Elle a l’air toute fragile, depuis toujours. Mais c’est une fille du feu. Naturellement exigeante et résistante.
Pourtant, elle donne le sentiment de savoir flotter…De ne pas donner prise, ainsi !
Pour qui rêve de cerner parfois plus précisément certains épisodes de sa vie et de son art, ce livre vient à point. Il reflète à merveille la densité humaine et la profondeur de pensée et de sentiment d’une femme qui est pudique, qui ne s’est jamais mise en avant. Une femme intelligente, venue d’une bourgeoisie cultivée où la musique avait une grande part.
Mais une femme à part, Bulle Ogier. Avec l’éternelle fine silhouette et la blondeur lumineuse d’une éternelle toute jeune fille. Jeune toujours et avec éclat et si dans le livre elle répète souvent « à mon âge », et si elle n’a plus vingt ans depuis longtemps, il y a en elle quelque chose de la force de la radieuse jeunesse.
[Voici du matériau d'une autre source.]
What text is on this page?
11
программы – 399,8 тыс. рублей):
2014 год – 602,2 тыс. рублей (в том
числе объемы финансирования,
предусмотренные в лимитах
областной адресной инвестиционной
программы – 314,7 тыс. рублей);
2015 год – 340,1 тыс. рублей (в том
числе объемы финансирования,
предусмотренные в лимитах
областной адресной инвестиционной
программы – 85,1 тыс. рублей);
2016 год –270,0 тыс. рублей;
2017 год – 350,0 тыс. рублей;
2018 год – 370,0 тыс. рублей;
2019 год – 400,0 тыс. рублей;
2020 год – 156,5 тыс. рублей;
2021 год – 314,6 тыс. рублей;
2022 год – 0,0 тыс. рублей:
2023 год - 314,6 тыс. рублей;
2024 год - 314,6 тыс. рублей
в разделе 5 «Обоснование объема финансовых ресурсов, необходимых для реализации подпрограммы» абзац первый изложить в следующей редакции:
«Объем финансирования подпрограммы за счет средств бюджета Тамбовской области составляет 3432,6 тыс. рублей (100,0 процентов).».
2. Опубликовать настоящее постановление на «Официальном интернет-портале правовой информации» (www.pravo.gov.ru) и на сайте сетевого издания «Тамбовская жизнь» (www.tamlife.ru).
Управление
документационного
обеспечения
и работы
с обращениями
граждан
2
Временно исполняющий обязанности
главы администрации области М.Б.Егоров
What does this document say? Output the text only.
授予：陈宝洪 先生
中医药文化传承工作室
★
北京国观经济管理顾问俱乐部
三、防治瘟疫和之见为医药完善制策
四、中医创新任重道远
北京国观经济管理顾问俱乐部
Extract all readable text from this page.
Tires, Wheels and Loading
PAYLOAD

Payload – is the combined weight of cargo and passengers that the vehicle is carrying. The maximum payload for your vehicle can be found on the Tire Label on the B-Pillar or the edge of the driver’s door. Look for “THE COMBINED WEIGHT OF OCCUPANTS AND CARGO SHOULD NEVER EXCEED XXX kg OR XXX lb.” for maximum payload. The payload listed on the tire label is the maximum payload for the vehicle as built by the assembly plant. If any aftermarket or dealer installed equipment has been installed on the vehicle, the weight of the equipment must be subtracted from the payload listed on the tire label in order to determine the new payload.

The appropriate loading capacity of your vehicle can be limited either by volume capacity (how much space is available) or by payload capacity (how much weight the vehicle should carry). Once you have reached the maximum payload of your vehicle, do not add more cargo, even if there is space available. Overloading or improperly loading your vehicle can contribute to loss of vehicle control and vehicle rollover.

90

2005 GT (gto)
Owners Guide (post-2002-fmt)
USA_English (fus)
Digne, aristocratique, elle ne s’appesantit pas sur les chagrins les plus terribles. Elle parle de la mort de sa fille Pascale, bien sûr. Mais elle célèbre la longue et magnétique beauté avec acuité. Sans pathos.
La souffrance, les chagrins, les peurs, les catastrophes intimes –jusqu’aux violences- elle les affronte. Bulle s’échappe, Bulle s’envole, Bulle sait flotter, mais elle est crâne.
Elle répète donc sans cesse « j’ai oublié », mais c’est pour mieux retenir les images, les visages, les faits. Elle a beaucoup d’esprit. Elle est drôle. Elle n’a pas l’esprit de sérieux. Elle aime.
On croise un monde fou dans ces deux cents pages. On recompose son chemin étonnant. Elle a rencontré jeune ses amis à la vie à la mort et l’homme qu’elle aime.
Elle a vécu d’extravagantes aventures et notamment le tournage de l’incroyable film de Barbet Schroeder La Vallée. Mais tant d’autres, moins héroïques mais tout aussi épiques. C’est incroyable : Bulle est d’abord une aventurière !
On ne répètera pas ici tous les noms, on ne reprendra pas ce qu’elle livre d’elle-même et de ses manières de vivre.
Il y a du sourire dans ces pages. Car Bulle a non seulement du caractère, de l’esprit. Mais elle est comme les enfants qui décryptent tout des grandes personnes.
N’en disons pas plus. La composition du livre vous étonnera peut-être. On dirait une suite de croquis, jetés sans que les liens, les liaisons soient lourdement établis. Mais elle a des cailloux plein les poches. Ils brillent. Ils racontent plus que de longs discours. C’est un peu un kaléidoscope.
« J’ai oublié », éditions du Seuil. Fictions & Cie. 19€.